Mr. Georgievski conceded last night to the Together for Macedonia coalition headed by Social Democratic Union leader Branko Crvenkovski. The nationalist government had been plagued by corruption and charges it took too hard a line on the country's ethnic problems.
In the race between ethnic Albanian parties, the Democratic Party of Albania, the junior partner in the government, also acknowledged defeat to the Union for Democratic Integration, headed by former Albanian rebel leader Ali Ahmeti.
"Macedonia has won. The people have won. We will work from our heart," Mr. Crvenkovski, a former prime minister, said last night.
While there were seven killings in the weeks leading up to the election, including the shooting of three policemen, there were comparatively few violent incidents yesterday, according to international observers.
"The relative lack of violence and also the effective conduct of the Macedonian State Election Commission is indicative that democracy is taking seed here," said George A. Folsom, president of the International Republican Institute, a Washington-based nonprofit organization.
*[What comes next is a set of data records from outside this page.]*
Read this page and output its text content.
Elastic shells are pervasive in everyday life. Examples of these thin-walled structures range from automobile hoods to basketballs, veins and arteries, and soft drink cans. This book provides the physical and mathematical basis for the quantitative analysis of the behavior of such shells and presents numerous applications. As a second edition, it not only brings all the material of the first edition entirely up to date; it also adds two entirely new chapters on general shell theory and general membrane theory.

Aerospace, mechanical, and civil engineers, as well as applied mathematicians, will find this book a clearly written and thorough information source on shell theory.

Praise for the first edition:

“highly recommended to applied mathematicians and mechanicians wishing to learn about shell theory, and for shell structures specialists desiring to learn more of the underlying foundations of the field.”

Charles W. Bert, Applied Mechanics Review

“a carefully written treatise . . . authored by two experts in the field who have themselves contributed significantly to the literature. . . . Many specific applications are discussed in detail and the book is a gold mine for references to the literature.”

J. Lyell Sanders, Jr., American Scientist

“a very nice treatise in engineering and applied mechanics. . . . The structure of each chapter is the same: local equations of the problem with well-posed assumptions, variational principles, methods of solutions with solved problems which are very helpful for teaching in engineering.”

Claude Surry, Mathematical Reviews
Some Western diplomats, as well as local leaders, had feared that the election would spark renewed violence between Macedonia's Eastern Orthodox population and its ethnic Albanian, mostly Muslim minority, roughly one-third of the landlocked country's 2 million people.
The election, the fourth in this young democracy's 11-year history, will determine control of the 120-seat parliament. Turnout was more than 70 percent, higher than expected.
There were relatively few reports of violence by the time voting closed. Final vote tallies are expected today.